Is $500000 enough to retire on at 70? ›

Using the 4% rule with $500,000 in savings, a 70-year-old retiree can count on receiving $20,000 in the first year, which is not exactly a princely sum. Many 70-year-olds won't live for 30 years in retirement, however, so you may consider taking out a little more each year.

What is the average 401k balance for a 65 year old? ›

Average and median 401(k) balances by age
Age rangeAverage balanceMedian balance
35-44$91,281$35,537
45-54$168,646$60,763
55-64$244,750$87,571
65+$272,588$88,488
2 more rows
Jun 24, 2024

How much money do you need to retire with $100,000 a year income? ›

This means that if you make $100,000 shortly before retirement, you can start to plan using the ballpark expectation that you'll need about $75,000 a year to live on in retirement. You'll likely need less income in retirement than during your working years because: Most people spend less in retirement.

What is considered a good rate of return on a 401k? ›

What is a good 401(k) rate of return? The average 401(k) rate of return ranges from 5% to 8% per year for a portfolio that's 60% invested in stocks and 40% invested in bonds. Of course, this is just an average that financial planners suggest using to estimate returns.

What is a good percentage rate for 401k? ›

Most retirement experts recommend you contribute 10% to 15% of your income toward your 401(k) each year. The most you can contribute in 2023 is $22,500 or $30,000 if you are 50 or older (that's an extra $7,500). That number has only been increased by $500 for the 2024 tax year.

What is the 7% withdrawal rule? ›

The 7 Percent Rule is a retirement planning strategy that proposes withdrawing 7% of your retirement savings annually to sustain your financial needs during retirement. In this article, we will delve into the concept of the 7 percent rule retirement.

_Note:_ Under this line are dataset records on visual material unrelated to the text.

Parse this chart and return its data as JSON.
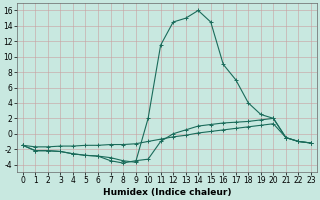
{
  "title": "",
  "xlabel": "Humidex (Indice chaleur)",
  "ylabel": "",
  "background_color": "#c8e8e0",
  "grid_color": "#c8a0a0",
  "line_color": "#1a6b5a",
  "xlim": [
    -0.5,
    23.5
  ],
  "ylim": [
    -5,
    17
  ],
  "yticks": [
    -4,
    -2,
    0,
    2,
    4,
    6,
    8,
    10,
    12,
    14,
    16
  ],
  "xticks": [
    0,
    1,
    2,
    3,
    4,
    5,
    6,
    7,
    8,
    9,
    10,
    11,
    12,
    13,
    14,
    15,
    16,
    17,
    18,
    19,
    20,
    21,
    22,
    23
  ],
  "x": [
    0,
    1,
    2,
    3,
    4,
    5,
    6,
    7,
    8,
    9,
    10,
    11,
    12,
    13,
    14,
    15,
    16,
    17,
    18,
    19,
    20,
    21,
    22,
    23
  ],
  "line1": [
    -1.5,
    -2.2,
    -2.2,
    -2.3,
    -2.6,
    -2.8,
    -2.9,
    -3.1,
    -3.5,
    -3.7,
    2.0,
    11.5,
    14.5,
    15.0,
    16.0,
    14.5,
    9.0,
    7.0,
    4.0,
    2.5,
    2.0,
    -0.5,
    -1.0,
    -1.2
  ],
  "line2": [
    -1.5,
    -2.2,
    -2.2,
    -2.3,
    -2.6,
    -2.8,
    -2.9,
    -3.5,
    -3.8,
    -3.5,
    -3.3,
    -1.0,
    0.0,
    0.5,
    1.0,
    1.2,
    1.4,
    1.5,
    1.6,
    1.8,
    2.0,
    -0.5,
    -1.0,
    -1.2
  ],
  "line3": [
    -1.5,
    -1.7,
    -1.7,
    -1.6,
    -1.6,
    -1.5,
    -1.5,
    -1.4,
    -1.4,
    -1.3,
    -1.0,
    -0.7,
    -0.4,
    -0.2,
    0.1,
    0.3,
    0.5,
    0.7,
    0.9,
    1.1,
    1.3,
    -0.5,
    -1.0,
    -1.2
  ],
  "marker": "+",
  "markersize": 3,
  "linewidth": 0.8,
  "font_size": 5.5,
  "xlabel_fontsize": 6.5
}
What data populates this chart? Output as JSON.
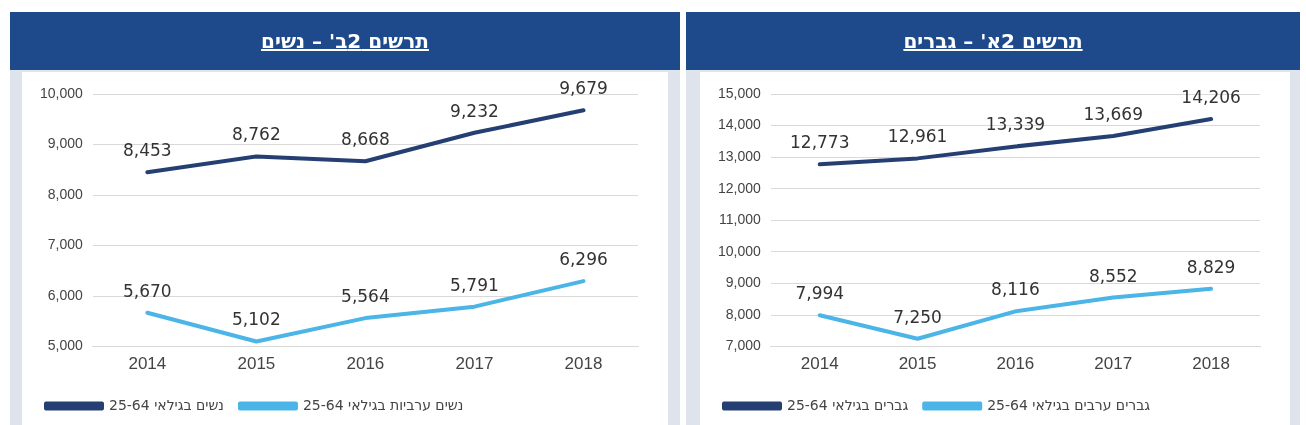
{
  "chart_data": [
    {
      "type": "line",
      "title": "תרשים 2ב' – נשים",
      "categories": [
        "2014",
        "2015",
        "2016",
        "2017",
        "2018"
      ],
      "series": [
        {
          "name": "נשים בגילאי 25-64",
          "color": "#253f72",
          "values": [
            8453,
            8762,
            8668,
            9232,
            9679
          ],
          "value_labels": [
            "8,453",
            "8,762",
            "8,668",
            "9,232",
            "9,679"
          ]
        },
        {
          "name": "נשים ערביות בגילאי 25-64",
          "color": "#4ab5e6",
          "values": [
            5670,
            5102,
            5564,
            5791,
            6296
          ],
          "value_labels": [
            "5,670",
            "5,102",
            "5,564",
            "5,791",
            "6,296"
          ]
        }
      ],
      "ylim": [
        5000,
        10000
      ],
      "yticks": [
        {
          "value": 5000,
          "label": "5,000"
        },
        {
          "value": 6000,
          "label": "6,000"
        },
        {
          "value": 7000,
          "label": "7,000"
        },
        {
          "value": 8000,
          "label": "8,000"
        },
        {
          "value": 9000,
          "label": "9,000"
        },
        {
          "value": 10000,
          "label": "10,000"
        }
      ],
      "grid": "y",
      "legend": "bottom",
      "marker": "none",
      "line_style": "solid"
    },
    {
      "type": "line",
      "title": "תרשים 2א' – גברים",
      "categories": [
        "2014",
        "2015",
        "2016",
        "2017",
        "2018"
      ],
      "series": [
        {
          "name": "גברים בגילאי 25-64",
          "color": "#253f72",
          "values": [
            12773,
            12961,
            13339,
            13669,
            14206
          ],
          "value_labels": [
            "12,773",
            "12,961",
            "13,339",
            "13,669",
            "14,206"
          ]
        },
        {
          "name": "גברים ערבים בגילאי 25-64",
          "color": "#4ab5e6",
          "values": [
            7994,
            7250,
            8116,
            8552,
            8829
          ],
          "value_labels": [
            "7,994",
            "7,250",
            "8,116",
            "8,552",
            "8,829"
          ]
        }
      ],
      "ylim": [
        7000,
        15000
      ],
      "yticks": [
        {
          "value": 7000,
          "label": "7,000"
        },
        {
          "value": 8000,
          "label": "8,000"
        },
        {
          "value": 9000,
          "label": "9,000"
        },
        {
          "value": 10000,
          "label": "10,000"
        },
        {
          "value": 11000,
          "label": "11,000"
        },
        {
          "value": 12000,
          "label": "12,000"
        },
        {
          "value": 13000,
          "label": "13,000"
        },
        {
          "value": 14000,
          "label": "14,000"
        },
        {
          "value": 15000,
          "label": "15,000"
        }
      ],
      "grid": "y",
      "legend": "bottom",
      "marker": "none",
      "line_style": "solid"
    }
  ]
}
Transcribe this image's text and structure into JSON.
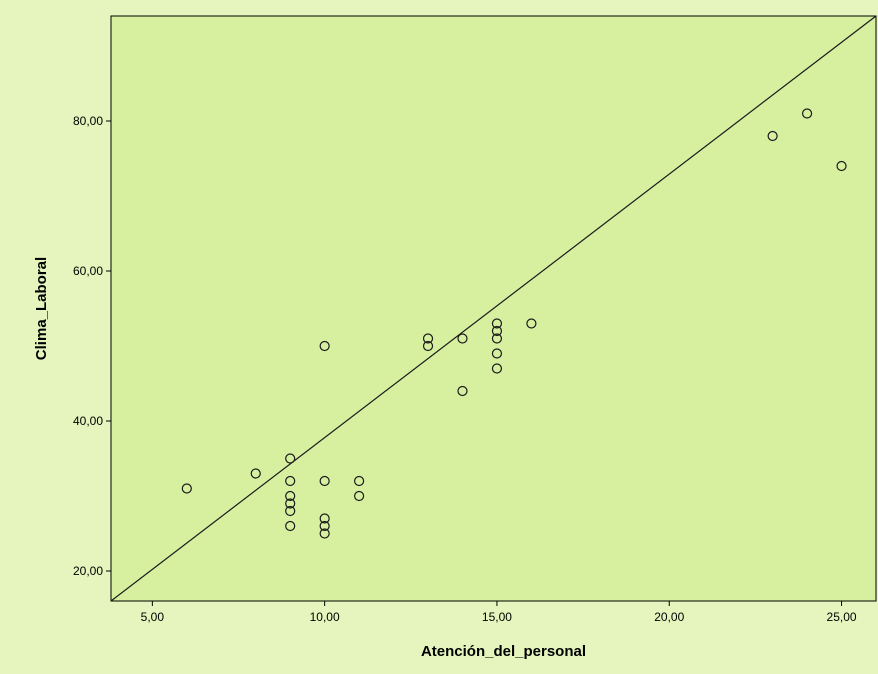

Does 401k double every 7 years? ›

One of those tools is known as the Rule 72. For example, let's say you have saved $50,000 and your 401(k) holdings historically has a rate of return of 8%. 72 divided by 8 equals 9 years until your investment is estimated to double to $100,000.

Is 7% good for 401k? ›

However, regardless of your age and expectations, most financial advisors agree that 10% to 20% of your salary is a good amount to contribute toward your retirement fund.